MM : Oui, très déçu. Je suis un joueur professionnel qui joue dans la Ligue nationale de hockey, ce n'est pas souvent que quelqu'un te dit : « Hey Marc, t'es pas assez bon, tu ne peux pas venir jouer là-bas avec nous. » Ce n'est pas arrivé souvent dans ma carrière. J'avais été invité au camp d'orientation à Calgary, l'été dernier.

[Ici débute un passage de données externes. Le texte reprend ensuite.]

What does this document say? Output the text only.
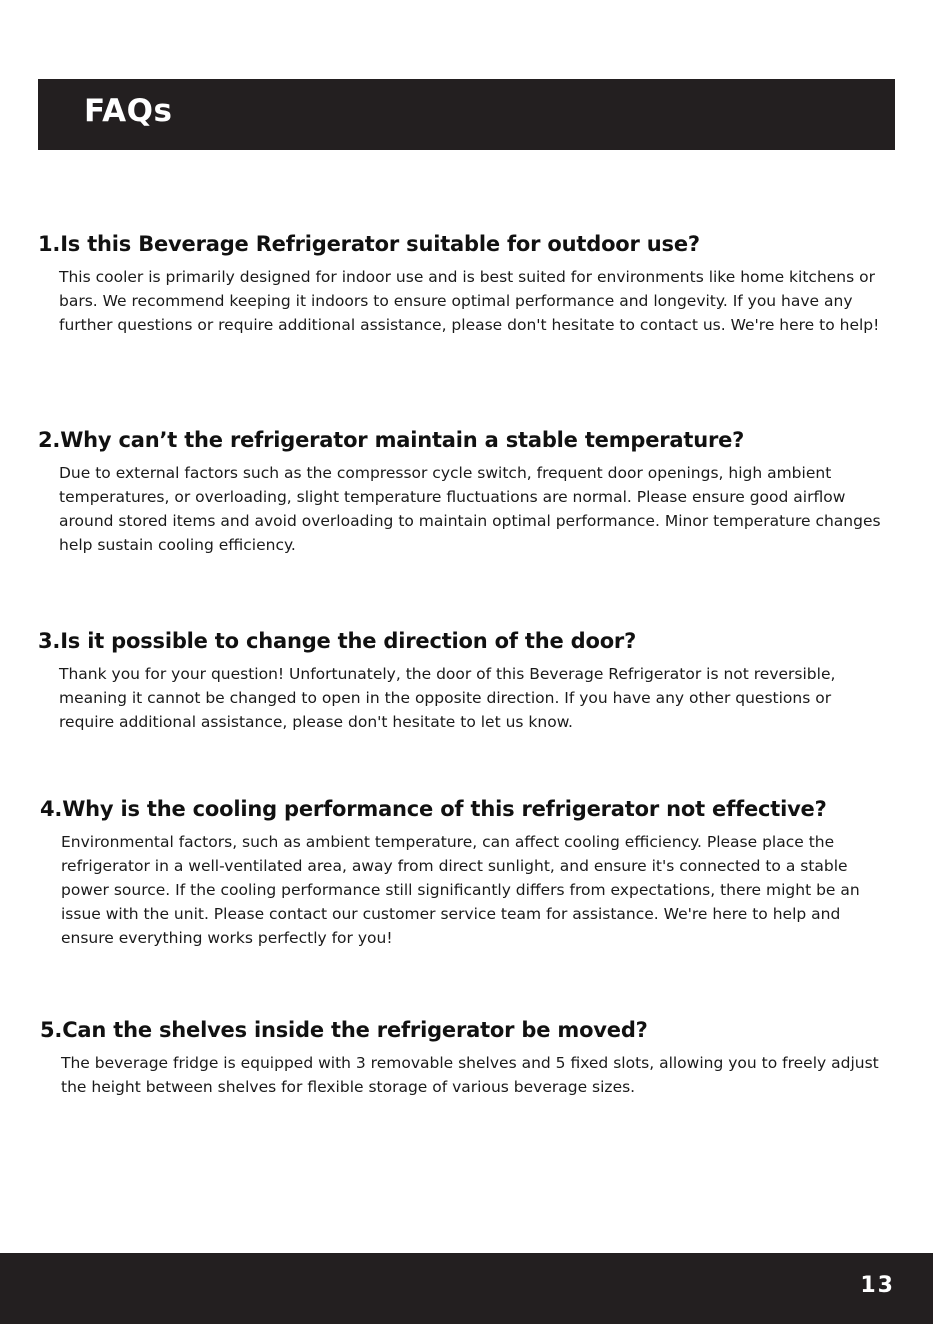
FAQs
1.Is this Beverage Refrigerator suitable for outdoor use?

This cooler is primarily designed for indoor use and is best suited for environments like home kitchens or bars. We recommend keeping it indoors to ensure optimal performance and longevity. If you have any further questions or require additional assistance, please don't hesitate to contact us. We're here to help!

2.Why can’t the refrigerator maintain a stable temperature?

Due to external factors such as the compressor cycle switch, frequent door openings, high ambient temperatures, or overloading, slight temperature fluctuations are normal. Please ensure good airflow around stored items and avoid overloading to maintain optimal performance. Minor temperature changes help sustain cooling efficiency.

3.Is it possible to change the direction of the door?

Thank you for your question! Unfortunately, the door of this Beverage Refrigerator is not reversible, meaning it cannot be changed to open in the opposite direction. If you have any other questions or require additional assistance, please don't hesitate to let us know.

4.Why is the cooling performance of this refrigerator not effective?

Environmental factors, such as ambient temperature, can affect cooling efficiency. Please place the refrigerator in a well-ventilated area, away from direct sunlight, and ensure it's connected to a stable power source. If the cooling performance still significantly differs from expectations, there might be an issue with the unit. Please contact our customer service team for assistance. We're here to help and ensure everything works perfectly for you!

5.Can the shelves inside the refrigerator be moved?

The beverage fridge is equipped with 3 removable shelves and 5 fixed slots, allowing you to freely adjust the height between shelves for flexible storage of various beverage sizes.

13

C'était un honneur pour moi d'y être et je pensais que j'avais bien fait. Je pensais que je pouvais être un extra dans l'équipe, c'est-à-dire un septième ou huitième défenseur. Donc j'étais déçu quand ils ont annoncé la formation finale. Quand t'as la chance de représenter ton pays, c'est un honneur. Et je n'ai pas eu cet honneur. Mais c'est la vie. Maintenant, c'est d'accéder aux séries éliminatoires qui est ma priorité.
LD : Les ferez-vous ? (C'était avant la dégelée de jeudi contre Détroit.)
MM : Je l'espère. La série contre les Canadiens de Montréal l'an dernier a été une expérience incroyable que j'aimerais beaucoup revivre. On n'était même pas censé de faire les séries, avec tous les joueurs blessés que nous avions, mais on a réussi et on a battu les Canadiens en cinq matches. C'était un big deal pour nous comme équipe.
LD : Penses-tu qu'Erik Karlsson peut devenir meilleur qu'il l'est présentement ?
MM : Oui, bien sûr. Avec plus de maturité, il deviendra plus patient avec la rondelle. Et il ne voudra pas tout faire par lui-même. Parce que parfois, il essaie d'en faire trop. Mais c'est parce qu'il est compétitif et il n'y a rien de mal là-dedans. Il n'a que 23 ans, il a beaucoup de temps pour s'améliorer comme joueur et pour devenir un homme. Avoir la chance de jouer avec lui, c'est spécial. C'est facile. Et il ne faut oublier que c'est à cause de joueurs comme lui que les partisans viennent nous voir. Ce sont des joueurs comme Erik qui vendent la game.
LD : Merci beaucoup Marc.
MM : Merci à toi. Quand ton texte sera-t-il publié ?
LD : Samedi.
MM : Parfait. Je vais dire ça à mon père.